Resisting and allowing
I just listened to an audio of Abraham Hicks speaking of resistance. It’s been a while since I realized that I have quite the resistance within me – and because of that, some of the things that I want to manifest for myself will be taking some time.
And, actually, I’m ok with that.
I could’ve ended this post right there, after that last sentence – but I want to discuss this a bit further.
I am very good at resisting, and not so good at allowing. There are of course reasons for this – most of them has to do with my parents and how they imprinted in me how life should be lived, what’s easy to get access to, what one should do to get this or that – you know, the way parents raise their children. None of it was benefitial for me, however, which none of them (I say them, but really, it’s mostly my dad) realized or would have accepted.
So – although I was a child with a huge imagination and enormous dreams, I learned to opress those wishes and to know (!) that I was not good enough to get what I wanted.
Now, I don’t say this to put any blame on my dad (except perhaps a little bit of resentment from my inner child) because he was raised into a certain state of mind that doesn’t allow anything but what appears to be real. We were very, very different, and I’ve always worked hard on being more like him (pretending to live, actually) when it comes to how to live, than to actually live for myself.
There are reasons for this which does not belong here in this blog, but I can say this; there’s a lifetime full of scepticism, wanting-to-believe-but-not-doing-because-of-fear-of-what-someone-else-would-think, depressions, dysfunctionality et cetera – that makes up the thick layers of resistance that prevents me from getting many of the things that I want, today.
As weird as it may sound, but I’m actually ok with that. I know myself and the life I’ve lived – there’s nothing strange that I am the way I am, at all. It’ll take some time to turn the wheel and get to the point of where I can create and manifest just the way I want to – but then again; I’d say that’s part of the journey. It’s part of life to learn, and I intend to shift from what has been my perception of myself, into the new Me, which is everything that I want to be and want to have.

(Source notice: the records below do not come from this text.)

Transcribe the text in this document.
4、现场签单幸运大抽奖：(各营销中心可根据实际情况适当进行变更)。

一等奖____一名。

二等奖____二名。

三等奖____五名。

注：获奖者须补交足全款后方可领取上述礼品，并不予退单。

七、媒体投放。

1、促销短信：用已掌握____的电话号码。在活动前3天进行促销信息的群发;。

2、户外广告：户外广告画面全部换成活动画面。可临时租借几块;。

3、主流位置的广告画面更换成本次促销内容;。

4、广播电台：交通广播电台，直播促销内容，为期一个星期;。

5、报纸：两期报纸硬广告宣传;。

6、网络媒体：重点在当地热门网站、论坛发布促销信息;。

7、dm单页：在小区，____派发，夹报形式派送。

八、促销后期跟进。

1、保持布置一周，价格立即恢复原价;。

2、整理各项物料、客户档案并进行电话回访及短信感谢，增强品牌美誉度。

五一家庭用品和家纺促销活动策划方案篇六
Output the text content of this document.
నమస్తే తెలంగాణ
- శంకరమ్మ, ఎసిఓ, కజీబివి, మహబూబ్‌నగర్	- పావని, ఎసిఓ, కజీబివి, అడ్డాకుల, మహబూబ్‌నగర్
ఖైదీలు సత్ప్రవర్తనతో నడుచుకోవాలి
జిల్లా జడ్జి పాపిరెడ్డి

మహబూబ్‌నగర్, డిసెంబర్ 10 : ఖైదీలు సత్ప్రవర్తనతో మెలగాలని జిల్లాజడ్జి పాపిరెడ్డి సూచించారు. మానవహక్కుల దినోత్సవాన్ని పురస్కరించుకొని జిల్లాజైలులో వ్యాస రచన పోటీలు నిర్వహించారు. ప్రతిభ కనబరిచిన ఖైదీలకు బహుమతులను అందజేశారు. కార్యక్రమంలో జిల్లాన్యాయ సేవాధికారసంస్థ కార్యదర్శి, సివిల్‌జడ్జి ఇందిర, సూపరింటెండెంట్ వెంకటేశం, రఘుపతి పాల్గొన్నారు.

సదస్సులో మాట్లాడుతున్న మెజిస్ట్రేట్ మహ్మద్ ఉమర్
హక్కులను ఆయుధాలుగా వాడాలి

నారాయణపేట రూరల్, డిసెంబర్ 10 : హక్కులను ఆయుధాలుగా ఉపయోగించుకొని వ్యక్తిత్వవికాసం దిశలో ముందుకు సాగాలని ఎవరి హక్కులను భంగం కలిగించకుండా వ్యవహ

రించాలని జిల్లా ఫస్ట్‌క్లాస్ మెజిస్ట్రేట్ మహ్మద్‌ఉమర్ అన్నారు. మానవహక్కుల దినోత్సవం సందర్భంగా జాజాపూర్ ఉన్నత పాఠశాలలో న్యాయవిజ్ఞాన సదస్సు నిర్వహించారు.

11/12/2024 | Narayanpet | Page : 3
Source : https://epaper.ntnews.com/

So – to accept that this is how it is at this very moment, I can then turn my focus on what’s really important to me, to raise my vibration as Abraham and many others would say. I need to focus on my appreciation and gratitude for what I have and where I am at this very moment. There are so many ways to explain and express the feeling that I’m looking for; it has to do with opening up – allowing, is another term for it. But I need to learn how to stay in that accepting, allowing and recieving mode.
Not sure of how I am going to do that, but I think that some keys to it is by continuing to meditate and also to start practicing yoga regularily.
I really like it that as I go on, on this journey, things are beginning to feel less wibbly-wobbly and more steady and with some kind of shape and form. I really enjoy the feeling that I am beginning to get a grip of all this, on how to be this new version of Me, with this new set of skills to create and manifest my life the way I want it to be.
It also is somewhat… not scary, but… weird. I am so used to needing my dads approval. I’m not used to wanting, accepting, approving, recieving et cetera, on my own – learning how to do that is difficult and a bit… weird.